Lawyers seeking the latest in eDiscovery approaches to find relevant information faster and at lower cost are turning to machine learning tools. Pursuant to comment 8 to ABA Model Rule of Professional Conduct 1.1, they are required to “keep abreast of changes in the law and its practice, including the benefits and risks associated with relevant technology,” That is, they need not become technical experts in machine learning to meet this duty, but they must understand the technology well enough to oversee its proper use.
While many lawyers and legal support professionals are familiar with, and use (or oversee the use of), machine learning technology to more efficiently cull through and sort data for litigation, investigations and regulatory compliance matters, there are new machine learning approaches worth taking stock of.
Machine Learning in eDiscovery
First, a brief history of machine learning in eDiscovery. The broad definition of machine learning is computers that identify and act upon data patterns, and over time learn to improve their accuracy. In eDiscovery, machine learning is behind critical analytics like predictive coding and clustering.
eDiscovery machine learning has been available for many years in market-leading review platforms. Learning technology falls into two types: supervised machine learning and unsupervised machine learning.
Supervised learning depends on a human-generated seed set that teaches the software how it should define data. Predictive coding, also called technology-assisted review, is a prime example (the software refers to seed sets to match data patterns to a relevancy percentage. Over time the predictive coding tool learns from ongoing reviewer feedback). Newer forms of technology-assisted review rely on either a hybrid approach or more unsupervised approach called Continuous Active Learning, which uses judgmental seeds to start, but then trains primarily with highly relevant documents.
Unsupervised machine learning depends on recognizing patterns contained within data, and comparing them to other data or search queries. These features learn over time as data sets grow and more patterns emerge. In eDiscovery, unsupervised machine learning includes clustering, concept search, and near-duplicate identification.
Clustering matches similar conceptual content between documents and groups documents accordingly. These groupings, or clusters, can be presented as simple text labels or by any number of visual methods. Concept search expands text-based queries by identifying data sets based on the ideas they contain and not necessarily specific text. Near-duplicate identification compares the text of all documents and groups them based on degrees of similarity.

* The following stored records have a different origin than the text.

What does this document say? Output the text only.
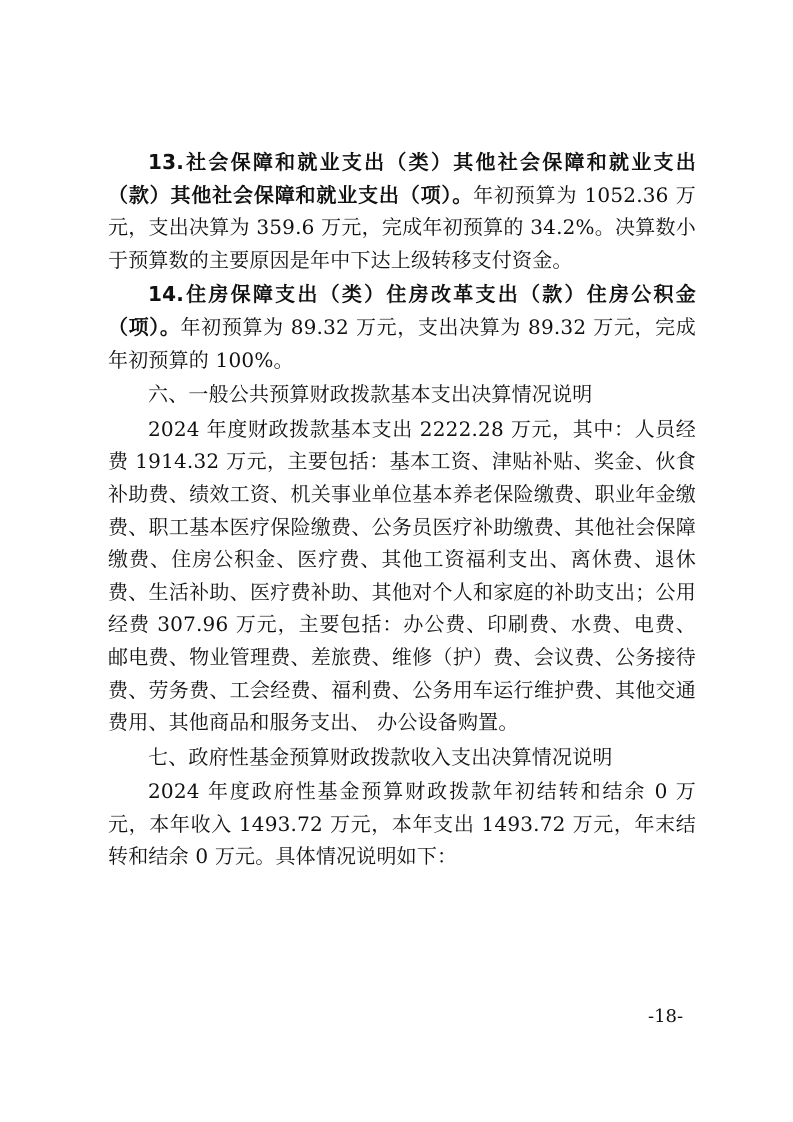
13.社会保障和就业支出（类）其他社会保障和就业支出（款）其他社会保障和就业支出（项）。年初预算为 1052.36 万元，支出决算为 359.6 万元，完成年初预算的 34.2%。决算数小于预算数的主要原因是年中下达上级转移支付资金。

14.住房保障支出（类）住房改革支出（款）住房公积金（项）。年初预算为 89.32 万元，支出决算为 89.32 万元，完成年初预算的 100%。

六、一般公共预算财政拨款基本支出决算情况说明

2024 年度财政拨款基本支出 2222.28 万元，其中：人员经费 1914.32 万元，主要包括：基本工资、津贴补贴、奖金、伙食补助费、绩效工资、机关事业单位基本养老保险缴费、职业年金缴费、职工基本医疗保险缴费、公务员医疗补助缴费、其他社会保障缴费、住房公积金、医疗费、其他工资福利支出、离休费、退休费、生活补助、医疗费补助、其他对个人和家庭的补助支出；公用经费 307.96 万元，主要包括：办公费、印刷费、水费、电费、邮电费、物业管理费、差旅费、维修（护）费、会议费、公务接待费、劳务费、工会经费、福利费、公务用车运行维护费、其他交通费用、其他商品和服务支出、 办公设备购置。

七、政府性基金预算财政拨款收入支出决算情况说明

2024 年度政府性基金预算财政拨款年初结转和结余 0 万元，本年收入 1493.72 万元，本年支出 1493.72 万元，年末结转和结余 0 万元。具体情况说明如下：

-18-
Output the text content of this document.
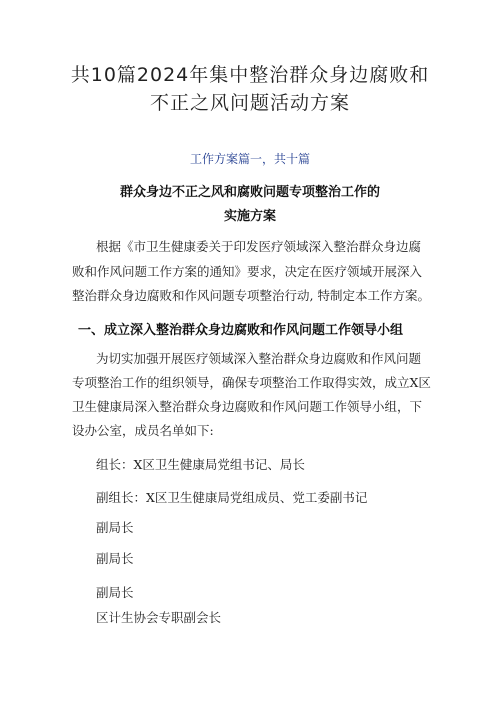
共10篇2024年集中整治群众身边腐败和
不正之风问题活动方案
工作方案篇一，共十篇
群众身边不正之风和腐败问题专项整治工作的
实施方案
根据《市卫生健康委关于印发医疗领域深入整治群众身边腐
败和作风问题工作方案的通知》要求，决定在医疗领域开展深入
整治群众身边腐败和作风问题专项整治行动, 特制定本工作方案。
一、成立深入整治群众身边腐败和作风问题工作领导小组
为切实加强开展医疗领域深入整治群众身边腐败和作风问题
专项整治工作的组织领导，确保专项整治工作取得实效，成立X区
卫生健康局深入整治群众身边腐败和作风问题工作领导小组，下
设办公室，成员名单如下:
组长：X区卫生健康局党组书记、局长
副组长：X区卫生健康局党组成员、党工委副书记
副局长
副局长
副局长
区计生协会专职副会长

New Machine Learning Approaches that Dramatically Lower the Costs and Risks of Document Review
Predictive coding, clustering, concept searching and other analytics are now standard in industry-leading review platforms. However, they only work on a case-by-case basis, limiting our ability to apply what we have learned on one case to future cases. New research and development has extended analytics to massive data sets located in different systems across multiple cases and matters. By exposing the analytics to much larger data sets and learning opportunities, machine learning geometrically increases its value.
The heart of this environment is a Massively Parallel Processing (MPP) architecture, which enables high performance machine learning across massive data sets and multiple platforms. In eDiscovery terms, this means that this type of analytics solution can store attorney decisions, work product, and critical document facts across all legal data for better insights into current and future matters—saving more cost and time than review platform machine learning techniques alone.
Big data analytics (which can also be used in combination with review platform analytics) has the power to turn the traditional analytics-based approach on its head. By consolidating all legal information from firms, vendors and databases into a single, secure repository, this approach segments the data and automatically classifies and identifies data that needs to be reviewed—assessing up to billions of classification codes to identify privileged documents and documents relevant to new cases.
Using the best of human expertise plus machine learning, big data analytics platforms go further for lawyers than any other machine learning technique by predicting relevance and privilege and applying this learning to subsequent reviews. This translates into the following benefits:
- Substantial savings unlocked on new matters by reusing work product
- Platform-agnostic approach with unique and proven workflows
- Insights from one matter applied across multiple cases and future matters
- Better coding consistency and quality control
- Improved review processes through workflow automation
- Predictive insights into data within the organization that has the potential of becoming a future liability
- A platform-agnostic approach that supports legal teams’ use of multiple review tools
Cases in Point
Here’s how big data analytics works in practice. One eDiscovery matter involved millions of potentially relevant documents. The review team’s traditional manual process netted nearly 1.5 million false positives – results that reviewers had to manually weed out of the review set. In contrast, working in connecting with Conduent data scientists, eDiscovery process experts and subject matter experts, a big data analytics platform only identified 32,000 false positives in the same data.
Across the entire review process, the manual review resulted in a precision rate of 10.39%. The machine learning platform had a precision rate of 87.49% — a 77% improvement. And it took a fraction of the time to do it.
It’s no wonder that lawyers are getting up to speed on the latest machine learning approaches.